Actually, the cropping isn't done in the theatre, its done by the director and the editor in post production to cut the frames to how the director intended. They go through the negatives, and decide where to crop off, if the directors done his job, then the frame shouldn't really jump around the open matte negative and should cut off the redundant top and bottom.
I think with total recall, Mr Show Girls print, the one he supervised editing on, will be the widescreen one. The other will be done for TV/DVD by someone without his authorisation (if its anything like 90% of this crap happens). Thusly, the better in my opinion is by far widescreen (taking the assumption that the 4:3 takes the redundant matting), since the data in the vertical is redundant unless Mr Show Girls was doing a sloppy job, and the widescreen represents the human field of vision, its more favourable gain information in the horizontal since, that information is more 'useful' in representing what we should see and isn't awkward to view.
If he's filmed it with information happening at the top and bottom, then he's really messed up and zoomed in too far. I hate action happening at the top and bottom of the screen because you have to move your eyes up to see the info. As an experiment, notice how far you can see things to the left and right and up and down. You can see a lot further in the horizontal without moving your pov than you can in the vertical. I get annoyed when I see stuff happening that's just outside your vision and you have to move your eyes all over the place to see whats happening
Normally gives me a headache after an hour of it
edit:
some articles here I have read in the past and found interesting regarding the many formats.
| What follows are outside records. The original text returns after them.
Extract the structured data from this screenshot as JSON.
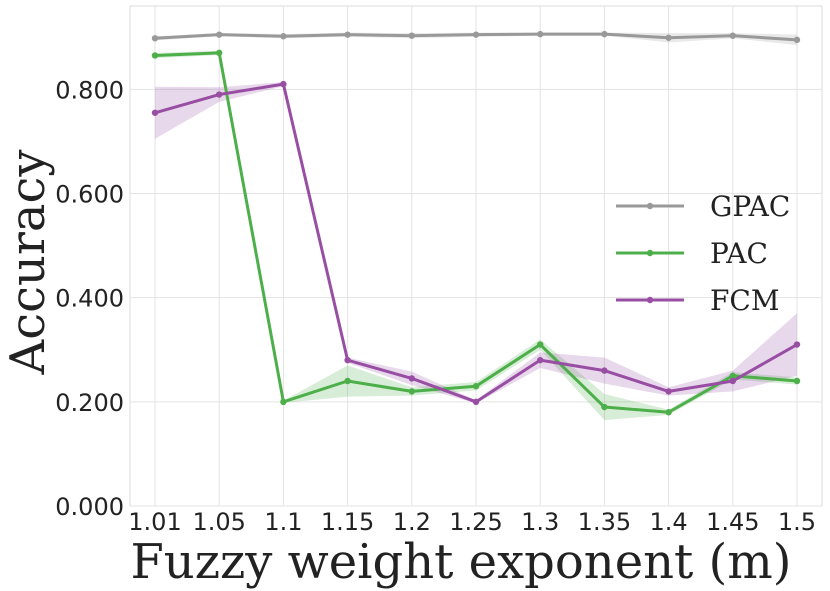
{
  "chart_data": {
    "type": "line",
    "title": "",
    "xlabel": "Fuzzy weight exponent (m)",
    "ylabel": "Accuracy",
    "categories": [
      "1.01",
      "1.05",
      "1.1",
      "1.15",
      "1.2",
      "1.25",
      "1.3",
      "1.35",
      "1.4",
      "1.45",
      "1.5"
    ],
    "ylim": [
      0.0,
      0.96
    ],
    "yticks": [
      0.0,
      0.2,
      0.4,
      0.6,
      0.8
    ],
    "ytick_labels": [
      "0.000",
      "0.200",
      "0.400",
      "0.600",
      "0.800"
    ],
    "grid": true,
    "legend_position": "center-right",
    "series": [
      {
        "name": "GPAC",
        "color": "#999999",
        "values": [
          0.898,
          0.905,
          0.902,
          0.905,
          0.903,
          0.905,
          0.906,
          0.906,
          0.899,
          0.903,
          0.895
        ],
        "lower": [
          0.894,
          0.902,
          0.898,
          0.901,
          0.898,
          0.901,
          0.903,
          0.903,
          0.89,
          0.898,
          0.885
        ],
        "upper": [
          0.902,
          0.908,
          0.906,
          0.909,
          0.908,
          0.909,
          0.909,
          0.909,
          0.908,
          0.908,
          0.905
        ]
      },
      {
        "name": "PAC",
        "color": "#4daf4a",
        "values": [
          0.865,
          0.87,
          0.2,
          0.24,
          0.22,
          0.23,
          0.31,
          0.19,
          0.18,
          0.25,
          0.24
        ],
        "lower": [
          0.86,
          0.866,
          0.198,
          0.21,
          0.212,
          0.222,
          0.3,
          0.165,
          0.175,
          0.243,
          0.233
        ],
        "upper": [
          0.87,
          0.874,
          0.202,
          0.27,
          0.228,
          0.238,
          0.32,
          0.215,
          0.185,
          0.257,
          0.247
        ]
      },
      {
        "name": "FCM",
        "color": "#984ea3",
        "values": [
          0.755,
          0.79,
          0.81,
          0.28,
          0.245,
          0.2,
          0.28,
          0.26,
          0.22,
          0.24,
          0.31
        ],
        "lower": [
          0.705,
          0.776,
          0.806,
          0.275,
          0.232,
          0.197,
          0.265,
          0.235,
          0.212,
          0.22,
          0.25
        ],
        "upper": [
          0.805,
          0.804,
          0.814,
          0.285,
          0.258,
          0.203,
          0.295,
          0.285,
          0.228,
          0.26,
          0.37
        ]
      }
    ]
  }
}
http://www.thedigitalbits.com/articles/anamorphic/
here's just a quick, why widescren exists, and the best way of presenting it slideshow:
http://www.dvdweb.co.uk/information/anamorphic.htm
Cameras capture in 4:3, there's some that don't now, but the cropped area was never intended to be viewed., that's the assumption I use. There are rare instances where the director didn't have an AR in mind and thusly the info isn't waste in the frame, in that case open matte is more favourable, even though it isn't as comforable to view (given it doesn't represent the field of vision, it is notably harder to view what happens at the top and bottom of the frame than the left and right).